The inhibition of AKT2 by AT7867 was shown to be ATP-competitive with a Ki of 18 nM. Binding at the ATP site was confirmed by determining the three-dimensional structure of the AT7867-AKT2 complex using X-ray crystallography. The structure revealed that AT7867 fulfills a three-point pharmacophore required for potent binding to AKT2, forming hydrogen bonding interactions with the kinase hinge region, electrostatic interactions with the ribose site, and hydrophobic contacts with a lipophilic pocket in the glycine-rich loop [2]. Moreover, pharmacokinetic studies showed that potentially active concentrations of AT7867 could be achieved in plasma and tumor after 20 mg/kg i.p. or 90 mg/kg p.o. reflecting the relatively high oral bioavailability of AT7867.

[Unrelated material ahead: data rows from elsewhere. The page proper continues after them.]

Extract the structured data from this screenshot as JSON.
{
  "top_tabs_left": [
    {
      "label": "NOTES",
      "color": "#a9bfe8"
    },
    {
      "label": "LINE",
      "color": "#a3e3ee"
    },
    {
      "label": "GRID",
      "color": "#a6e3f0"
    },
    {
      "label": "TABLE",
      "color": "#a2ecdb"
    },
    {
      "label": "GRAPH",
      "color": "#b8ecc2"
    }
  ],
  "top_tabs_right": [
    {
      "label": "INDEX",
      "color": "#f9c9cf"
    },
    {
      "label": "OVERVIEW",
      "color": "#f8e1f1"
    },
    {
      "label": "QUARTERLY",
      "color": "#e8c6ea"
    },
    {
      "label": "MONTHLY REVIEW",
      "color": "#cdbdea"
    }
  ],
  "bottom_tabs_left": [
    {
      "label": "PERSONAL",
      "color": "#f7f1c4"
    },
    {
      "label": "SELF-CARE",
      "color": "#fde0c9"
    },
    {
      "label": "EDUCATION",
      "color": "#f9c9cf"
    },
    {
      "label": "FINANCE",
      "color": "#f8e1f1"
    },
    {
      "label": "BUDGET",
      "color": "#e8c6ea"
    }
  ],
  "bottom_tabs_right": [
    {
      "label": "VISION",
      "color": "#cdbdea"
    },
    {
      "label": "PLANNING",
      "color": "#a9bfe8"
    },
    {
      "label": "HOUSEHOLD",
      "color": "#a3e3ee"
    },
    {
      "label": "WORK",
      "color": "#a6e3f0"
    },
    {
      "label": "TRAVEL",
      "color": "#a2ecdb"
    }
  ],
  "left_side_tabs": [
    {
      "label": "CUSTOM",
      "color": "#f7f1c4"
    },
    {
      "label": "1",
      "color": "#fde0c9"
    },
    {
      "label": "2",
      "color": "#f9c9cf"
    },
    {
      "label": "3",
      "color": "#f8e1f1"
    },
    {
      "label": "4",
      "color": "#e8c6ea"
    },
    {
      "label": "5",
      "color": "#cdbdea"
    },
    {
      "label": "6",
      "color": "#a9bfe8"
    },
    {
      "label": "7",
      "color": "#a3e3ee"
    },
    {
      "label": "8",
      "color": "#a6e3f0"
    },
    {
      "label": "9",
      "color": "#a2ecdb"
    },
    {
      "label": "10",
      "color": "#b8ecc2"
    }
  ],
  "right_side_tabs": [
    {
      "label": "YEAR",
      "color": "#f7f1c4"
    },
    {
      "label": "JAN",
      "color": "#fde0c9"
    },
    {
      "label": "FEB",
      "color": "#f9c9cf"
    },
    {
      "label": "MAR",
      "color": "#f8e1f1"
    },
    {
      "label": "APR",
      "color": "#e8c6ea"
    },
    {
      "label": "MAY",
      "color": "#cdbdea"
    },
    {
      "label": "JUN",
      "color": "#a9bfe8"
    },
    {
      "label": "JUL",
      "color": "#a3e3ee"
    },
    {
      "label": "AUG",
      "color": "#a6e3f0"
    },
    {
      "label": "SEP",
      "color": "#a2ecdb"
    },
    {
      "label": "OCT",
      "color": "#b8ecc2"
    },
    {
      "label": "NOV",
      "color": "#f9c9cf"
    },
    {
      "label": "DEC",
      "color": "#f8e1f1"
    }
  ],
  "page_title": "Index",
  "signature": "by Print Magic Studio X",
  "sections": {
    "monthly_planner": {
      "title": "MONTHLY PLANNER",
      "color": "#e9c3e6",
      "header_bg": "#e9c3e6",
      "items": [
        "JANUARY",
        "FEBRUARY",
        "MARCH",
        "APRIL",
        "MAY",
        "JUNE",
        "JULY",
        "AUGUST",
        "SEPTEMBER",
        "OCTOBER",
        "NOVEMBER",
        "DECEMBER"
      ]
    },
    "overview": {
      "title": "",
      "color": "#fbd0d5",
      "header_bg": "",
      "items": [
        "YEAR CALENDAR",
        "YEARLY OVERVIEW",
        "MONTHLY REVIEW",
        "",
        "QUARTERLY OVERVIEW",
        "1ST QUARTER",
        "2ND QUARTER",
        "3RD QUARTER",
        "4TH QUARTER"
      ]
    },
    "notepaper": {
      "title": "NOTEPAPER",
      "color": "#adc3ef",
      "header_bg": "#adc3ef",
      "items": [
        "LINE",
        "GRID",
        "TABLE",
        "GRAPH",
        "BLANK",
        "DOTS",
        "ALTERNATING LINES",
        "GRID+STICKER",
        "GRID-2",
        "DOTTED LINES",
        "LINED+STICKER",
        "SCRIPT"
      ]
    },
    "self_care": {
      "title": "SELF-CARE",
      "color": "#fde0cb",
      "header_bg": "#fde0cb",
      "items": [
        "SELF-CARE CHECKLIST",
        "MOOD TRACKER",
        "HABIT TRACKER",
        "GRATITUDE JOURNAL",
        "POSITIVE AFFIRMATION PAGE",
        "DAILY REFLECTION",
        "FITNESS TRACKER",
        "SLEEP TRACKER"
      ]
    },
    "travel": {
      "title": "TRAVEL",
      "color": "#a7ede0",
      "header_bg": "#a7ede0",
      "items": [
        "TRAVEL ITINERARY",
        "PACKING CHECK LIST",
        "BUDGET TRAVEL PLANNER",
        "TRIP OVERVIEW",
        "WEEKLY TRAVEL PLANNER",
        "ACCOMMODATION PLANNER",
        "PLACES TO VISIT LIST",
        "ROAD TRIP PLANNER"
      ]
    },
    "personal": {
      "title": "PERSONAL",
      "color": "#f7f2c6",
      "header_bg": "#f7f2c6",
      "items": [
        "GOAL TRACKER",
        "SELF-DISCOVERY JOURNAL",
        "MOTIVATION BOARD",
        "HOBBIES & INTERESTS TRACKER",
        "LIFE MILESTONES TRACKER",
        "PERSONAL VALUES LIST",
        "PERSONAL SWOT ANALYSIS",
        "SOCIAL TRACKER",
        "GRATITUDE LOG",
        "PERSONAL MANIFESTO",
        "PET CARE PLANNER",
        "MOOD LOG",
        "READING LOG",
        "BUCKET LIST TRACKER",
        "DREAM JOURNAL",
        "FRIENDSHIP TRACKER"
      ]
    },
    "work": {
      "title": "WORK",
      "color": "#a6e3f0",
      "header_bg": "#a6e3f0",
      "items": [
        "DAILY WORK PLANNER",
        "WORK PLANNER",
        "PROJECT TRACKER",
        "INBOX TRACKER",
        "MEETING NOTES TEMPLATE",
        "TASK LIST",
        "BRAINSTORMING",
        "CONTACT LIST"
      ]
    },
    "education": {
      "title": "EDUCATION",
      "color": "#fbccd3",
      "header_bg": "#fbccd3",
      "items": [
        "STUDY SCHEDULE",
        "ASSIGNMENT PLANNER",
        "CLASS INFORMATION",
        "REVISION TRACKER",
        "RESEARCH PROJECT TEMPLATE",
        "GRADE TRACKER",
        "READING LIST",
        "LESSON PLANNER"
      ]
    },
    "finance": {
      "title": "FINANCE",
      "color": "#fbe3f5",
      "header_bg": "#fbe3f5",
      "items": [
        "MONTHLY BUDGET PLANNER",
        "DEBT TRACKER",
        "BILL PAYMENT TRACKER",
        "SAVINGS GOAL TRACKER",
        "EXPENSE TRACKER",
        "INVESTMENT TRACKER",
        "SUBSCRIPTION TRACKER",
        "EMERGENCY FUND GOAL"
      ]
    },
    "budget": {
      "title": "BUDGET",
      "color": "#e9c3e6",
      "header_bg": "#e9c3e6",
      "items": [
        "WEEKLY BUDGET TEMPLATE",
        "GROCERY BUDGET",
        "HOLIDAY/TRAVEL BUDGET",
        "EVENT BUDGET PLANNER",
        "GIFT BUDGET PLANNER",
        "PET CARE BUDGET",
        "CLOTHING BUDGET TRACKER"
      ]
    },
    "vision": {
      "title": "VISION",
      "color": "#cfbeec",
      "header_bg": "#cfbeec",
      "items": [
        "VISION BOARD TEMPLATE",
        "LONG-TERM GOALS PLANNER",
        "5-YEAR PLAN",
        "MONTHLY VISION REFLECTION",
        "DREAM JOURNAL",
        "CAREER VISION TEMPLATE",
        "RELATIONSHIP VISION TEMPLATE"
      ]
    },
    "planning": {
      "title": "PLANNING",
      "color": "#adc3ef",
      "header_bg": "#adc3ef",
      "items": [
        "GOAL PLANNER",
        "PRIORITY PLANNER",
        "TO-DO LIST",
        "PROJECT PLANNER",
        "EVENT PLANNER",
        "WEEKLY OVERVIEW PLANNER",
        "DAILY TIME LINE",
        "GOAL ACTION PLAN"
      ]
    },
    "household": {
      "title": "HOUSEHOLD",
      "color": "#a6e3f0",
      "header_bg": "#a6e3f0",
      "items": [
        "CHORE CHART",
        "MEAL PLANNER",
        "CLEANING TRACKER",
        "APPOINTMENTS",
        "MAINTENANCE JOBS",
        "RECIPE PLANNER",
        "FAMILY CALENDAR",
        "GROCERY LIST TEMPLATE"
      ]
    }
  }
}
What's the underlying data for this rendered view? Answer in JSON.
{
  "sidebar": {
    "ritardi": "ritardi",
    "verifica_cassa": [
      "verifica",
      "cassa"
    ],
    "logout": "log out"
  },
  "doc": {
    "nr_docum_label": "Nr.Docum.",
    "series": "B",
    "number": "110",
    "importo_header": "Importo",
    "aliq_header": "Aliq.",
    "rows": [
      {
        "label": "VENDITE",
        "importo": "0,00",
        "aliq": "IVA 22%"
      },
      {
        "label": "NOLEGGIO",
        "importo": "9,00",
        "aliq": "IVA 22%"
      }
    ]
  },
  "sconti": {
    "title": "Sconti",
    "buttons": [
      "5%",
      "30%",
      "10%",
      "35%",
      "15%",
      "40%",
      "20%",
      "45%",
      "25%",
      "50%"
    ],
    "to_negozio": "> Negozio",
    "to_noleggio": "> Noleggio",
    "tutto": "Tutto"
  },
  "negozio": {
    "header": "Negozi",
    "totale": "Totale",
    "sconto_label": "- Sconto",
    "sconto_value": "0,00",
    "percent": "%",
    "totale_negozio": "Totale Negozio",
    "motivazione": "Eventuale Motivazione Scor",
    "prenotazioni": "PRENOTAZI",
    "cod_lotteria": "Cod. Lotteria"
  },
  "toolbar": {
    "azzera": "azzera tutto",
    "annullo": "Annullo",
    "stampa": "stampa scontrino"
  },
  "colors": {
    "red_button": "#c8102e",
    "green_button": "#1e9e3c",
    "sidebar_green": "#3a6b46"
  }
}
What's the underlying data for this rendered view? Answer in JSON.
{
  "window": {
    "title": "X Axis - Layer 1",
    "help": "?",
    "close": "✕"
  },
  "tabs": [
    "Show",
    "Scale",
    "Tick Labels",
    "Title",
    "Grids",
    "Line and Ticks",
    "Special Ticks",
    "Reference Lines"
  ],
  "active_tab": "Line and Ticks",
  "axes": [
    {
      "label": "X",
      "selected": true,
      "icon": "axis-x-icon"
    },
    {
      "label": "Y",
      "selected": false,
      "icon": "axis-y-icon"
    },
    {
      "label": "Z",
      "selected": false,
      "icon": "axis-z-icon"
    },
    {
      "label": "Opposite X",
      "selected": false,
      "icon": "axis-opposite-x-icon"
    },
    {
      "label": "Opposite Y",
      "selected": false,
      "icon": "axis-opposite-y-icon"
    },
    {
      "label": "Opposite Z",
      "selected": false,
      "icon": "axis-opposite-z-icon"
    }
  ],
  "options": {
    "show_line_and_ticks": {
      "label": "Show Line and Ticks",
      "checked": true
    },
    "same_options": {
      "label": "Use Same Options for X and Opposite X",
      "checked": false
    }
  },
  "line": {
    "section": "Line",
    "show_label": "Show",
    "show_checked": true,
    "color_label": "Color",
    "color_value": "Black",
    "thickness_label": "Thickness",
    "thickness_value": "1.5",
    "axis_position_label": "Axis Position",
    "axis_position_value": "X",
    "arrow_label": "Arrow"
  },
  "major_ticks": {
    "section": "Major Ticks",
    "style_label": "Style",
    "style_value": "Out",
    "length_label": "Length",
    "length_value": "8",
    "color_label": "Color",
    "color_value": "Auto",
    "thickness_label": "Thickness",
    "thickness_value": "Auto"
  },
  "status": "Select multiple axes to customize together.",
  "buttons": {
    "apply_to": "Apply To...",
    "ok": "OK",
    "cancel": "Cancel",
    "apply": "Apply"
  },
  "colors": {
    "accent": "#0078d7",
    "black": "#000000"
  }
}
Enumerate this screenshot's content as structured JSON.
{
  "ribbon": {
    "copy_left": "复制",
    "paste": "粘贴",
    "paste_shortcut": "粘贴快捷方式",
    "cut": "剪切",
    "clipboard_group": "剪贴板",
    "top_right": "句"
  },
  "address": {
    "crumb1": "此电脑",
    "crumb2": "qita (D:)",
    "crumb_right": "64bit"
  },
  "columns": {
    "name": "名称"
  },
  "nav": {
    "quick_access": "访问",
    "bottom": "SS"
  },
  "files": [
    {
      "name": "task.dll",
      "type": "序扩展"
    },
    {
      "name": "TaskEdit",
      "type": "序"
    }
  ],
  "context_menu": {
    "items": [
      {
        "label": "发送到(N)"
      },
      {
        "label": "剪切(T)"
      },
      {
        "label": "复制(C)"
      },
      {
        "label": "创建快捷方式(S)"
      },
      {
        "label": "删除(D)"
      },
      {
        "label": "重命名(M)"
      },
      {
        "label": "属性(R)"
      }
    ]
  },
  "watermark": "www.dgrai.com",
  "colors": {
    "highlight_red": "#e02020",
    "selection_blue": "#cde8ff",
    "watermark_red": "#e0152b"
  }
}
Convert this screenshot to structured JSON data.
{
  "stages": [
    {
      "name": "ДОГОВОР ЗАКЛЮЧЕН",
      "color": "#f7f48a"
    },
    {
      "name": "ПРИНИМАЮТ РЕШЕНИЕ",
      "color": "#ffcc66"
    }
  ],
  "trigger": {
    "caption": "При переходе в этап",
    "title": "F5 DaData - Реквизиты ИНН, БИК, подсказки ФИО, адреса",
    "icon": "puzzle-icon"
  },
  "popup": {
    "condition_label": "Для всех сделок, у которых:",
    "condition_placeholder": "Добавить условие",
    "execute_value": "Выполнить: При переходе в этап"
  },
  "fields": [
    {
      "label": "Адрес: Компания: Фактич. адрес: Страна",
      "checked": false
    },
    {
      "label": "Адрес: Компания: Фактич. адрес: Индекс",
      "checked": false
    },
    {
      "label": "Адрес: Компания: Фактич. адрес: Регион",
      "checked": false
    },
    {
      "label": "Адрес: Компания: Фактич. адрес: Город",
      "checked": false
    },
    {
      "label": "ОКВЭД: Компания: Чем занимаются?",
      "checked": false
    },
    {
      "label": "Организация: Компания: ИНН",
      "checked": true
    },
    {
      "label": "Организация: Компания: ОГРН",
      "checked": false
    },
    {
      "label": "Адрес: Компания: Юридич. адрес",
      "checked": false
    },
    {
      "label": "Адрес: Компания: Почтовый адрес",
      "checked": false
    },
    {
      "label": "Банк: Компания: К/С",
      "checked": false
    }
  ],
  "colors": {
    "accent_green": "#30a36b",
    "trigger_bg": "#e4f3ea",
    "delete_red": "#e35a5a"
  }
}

AT7867 inhibits the proliferation of a range of human tumor cell lines. It is interesting to note that, whereas the IC50 for growth inhibition varied 12-fold (1-12 µM), the IC50 for GSK3β phosphorylation was much more consistent (2-4.5 µM) across the same cell line panel. Further detailed studies in the PTEN-deficient human glioblastoma U87MG cell line showed that AT7867 caused both a concentration-dependent and time-dependent reduction in the phosphorylation of proteins downstream of AKT, including the AKT substrate GSK3β and p70S6K target S6RP. It is an intriguing possibility that the combined effects of targeting p70S6K and AKT with this compound may serve to improve its therapeutic potential by delivering a double vertical blockade to the pathway.

1.    Saxty, G.; et. al. Identification of inhibitors of protein kinase B using fragment-based lead discovery. J Med Chem 2007, 50(10), 2293-2296.
2.    Grimshaw, K. M.; et. al. AT7867 is a potent and oral inhibitor of AKT and p70 S6 kinase that induces pharmacodynamic changes and inhibits human tumor xenograft growth. Mol Cancer Ther 2010, 9(5), 1100-1110.